At boot the /opt/local/bin/refreshaliases.sh script must be run as well since the /tmp/refreshaliases file is not present at boot time.

Result: no more CPU spikes but aliases are refreshed at any config change. Hope this helps.

Apparently this still lacks a bit of context: type of box, number of aliases, total size of them?


Thanks,
Franco

Hi Franco,

You are absolutely right. Please find the answers to your questions below:

It's Protectli:
# dmidecode | grep "Product Name"|uniq
   Product Name: VP2420
According to their website: Intel CeleronĀ® J6412 Quad Core at 2 GHz (Burst up to 2.6 GHz)

There are about 161 aliases:
# grep "alias uuid" /conf/config.xml|wc -l
     161

In total all aliases sum up to about 5.5 million. The larger ones are based on IP adresses from AbuseIP, FireHOL and about 5 large GEOIP based alias lists.

If you want me to trace anything please let me know, I will be more than happy to assist.
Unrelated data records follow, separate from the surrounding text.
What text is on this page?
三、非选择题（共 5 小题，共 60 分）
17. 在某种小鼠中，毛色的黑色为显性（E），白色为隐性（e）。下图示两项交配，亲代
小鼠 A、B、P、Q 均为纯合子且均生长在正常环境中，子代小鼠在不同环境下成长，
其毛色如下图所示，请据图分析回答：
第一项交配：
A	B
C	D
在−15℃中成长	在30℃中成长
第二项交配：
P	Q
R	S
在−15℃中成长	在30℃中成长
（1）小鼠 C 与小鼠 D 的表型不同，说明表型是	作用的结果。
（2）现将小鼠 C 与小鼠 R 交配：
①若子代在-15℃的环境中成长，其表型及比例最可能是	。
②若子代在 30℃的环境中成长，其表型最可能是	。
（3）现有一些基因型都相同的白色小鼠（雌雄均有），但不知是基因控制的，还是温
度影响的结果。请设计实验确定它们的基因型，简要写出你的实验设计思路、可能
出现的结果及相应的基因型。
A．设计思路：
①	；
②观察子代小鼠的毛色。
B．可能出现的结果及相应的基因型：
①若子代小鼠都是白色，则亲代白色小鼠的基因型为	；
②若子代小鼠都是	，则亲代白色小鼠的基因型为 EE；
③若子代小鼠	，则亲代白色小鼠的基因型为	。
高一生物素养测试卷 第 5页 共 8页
I am happy to help as well.

Box is ProtectCLI VP240
Celeron J4125
Currently on 25.1

Here is my alias list (the majority are in the one GEOIP blocklist)

https://imgur.com/a/lf8ccph

For the patch, if I install it, and then upgrade to 25.1.3, do I have to re-install each time?




At first glance Celeron CPUs are underwhelming for this task. a stretch to 500k maybe, but I wouldn't trust it with managing more entries than this.


Cheers,
Franco

The running time is reduced by ~40% by the patch...
Intel N100, 4 x I226-V, 16 GByte, 256 GByte NVME, ZTE F6005

1100 down / 770 up, Bufferbloat A

While that is nice it mainly works around kernel crashes regarding pfctl reading table contents that suddenly changes while reading under a lock.


Cheers,
Franco

What does this scheduled task actually do? 

Manage alias updates. Downloading, comparing, making sure the data is up to date. More or less what you would it expect to do.


Cheers,
Franco

OK having my 'amount' of aliases is a bit too much. Would the behavior as I have implemented the workaround using monit to trigger the alias update when a config change occurs be possible when a modification is done in the aliases screen in the UI?